Der Bauantrag für zwei Mehrparteien-Häuser Ende 2023 in der Bauersiedlung hatte eine Kontroverse um Nachverdichtung ausgelöst. Denn es waren deutlich mehr Wohneinheiten geplant als es der bestehende Bebauungsplan hergab. In der Folge nahm sich die Stadt auf Anregung des Landratsamts die Aktualisierung des Plans vor – mit dem Ziel mehr Nachverdichtung zu ermöglichen. Demnächst wird der Plan rechtskräftig. Mit 6:1 Stimmen fiel im Bauausschuss der Satzungsbeschluss nach zweiter öffentlicher Auslegung. Nur Grünen-Stadtrat Christian Rank stimmte dagegen. Er teilte die Sicht der Bürger, die Einwände erhoben hatten (s. im Folgenden).

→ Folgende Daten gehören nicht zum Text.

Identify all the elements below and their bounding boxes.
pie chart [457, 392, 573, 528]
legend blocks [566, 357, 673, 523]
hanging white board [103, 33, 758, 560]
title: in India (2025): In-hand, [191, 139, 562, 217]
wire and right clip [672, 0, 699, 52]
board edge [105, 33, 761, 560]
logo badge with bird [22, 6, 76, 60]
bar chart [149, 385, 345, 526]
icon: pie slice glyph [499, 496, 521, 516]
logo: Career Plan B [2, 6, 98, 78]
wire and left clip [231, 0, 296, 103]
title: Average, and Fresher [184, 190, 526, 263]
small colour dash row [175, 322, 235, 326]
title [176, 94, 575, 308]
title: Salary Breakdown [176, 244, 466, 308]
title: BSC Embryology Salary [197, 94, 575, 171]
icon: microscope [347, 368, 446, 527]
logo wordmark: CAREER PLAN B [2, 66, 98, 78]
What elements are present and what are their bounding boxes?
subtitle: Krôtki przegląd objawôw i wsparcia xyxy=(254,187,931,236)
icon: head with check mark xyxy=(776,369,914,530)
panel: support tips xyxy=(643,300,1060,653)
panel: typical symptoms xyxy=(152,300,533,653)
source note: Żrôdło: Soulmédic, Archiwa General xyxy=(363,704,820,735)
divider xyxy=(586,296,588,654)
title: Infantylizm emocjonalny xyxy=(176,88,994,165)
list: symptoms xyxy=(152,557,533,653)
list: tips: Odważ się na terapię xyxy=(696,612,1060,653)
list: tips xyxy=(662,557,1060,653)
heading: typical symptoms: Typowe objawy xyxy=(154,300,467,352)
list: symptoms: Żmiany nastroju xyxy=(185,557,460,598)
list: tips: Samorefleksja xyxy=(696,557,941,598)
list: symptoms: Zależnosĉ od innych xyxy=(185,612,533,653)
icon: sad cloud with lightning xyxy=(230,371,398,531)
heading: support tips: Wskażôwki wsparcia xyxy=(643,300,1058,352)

Bürger-Einwände gegen Nachverdichtung in der Bauersiedlung

• Stellungnahmen: Es sei „eher ungewöhnlich“, dass so viele Bürger Stellungnahmen abgeben, kommentierte Christian Rank die vier Einwände.

• Sorgen: Die Bürger führten „Ungerechtigkeit“ ins Feld, in verschiedenen Zonen sollen unterschiedlich viele Wohneinheiten erlaubt sein. Auch Probleme beim Parken (insbesondere in der Rebhuhnstraße) oder mit einer zu klein dimensionierten Kanalisation bei Starkregen sahen sie vorprogrammiert. Planer Fritz Bauer argumentierte, dass das eine gezielt so aufgenommen sei, das andere nicht die Ebene der Bauleitplanung betreffe.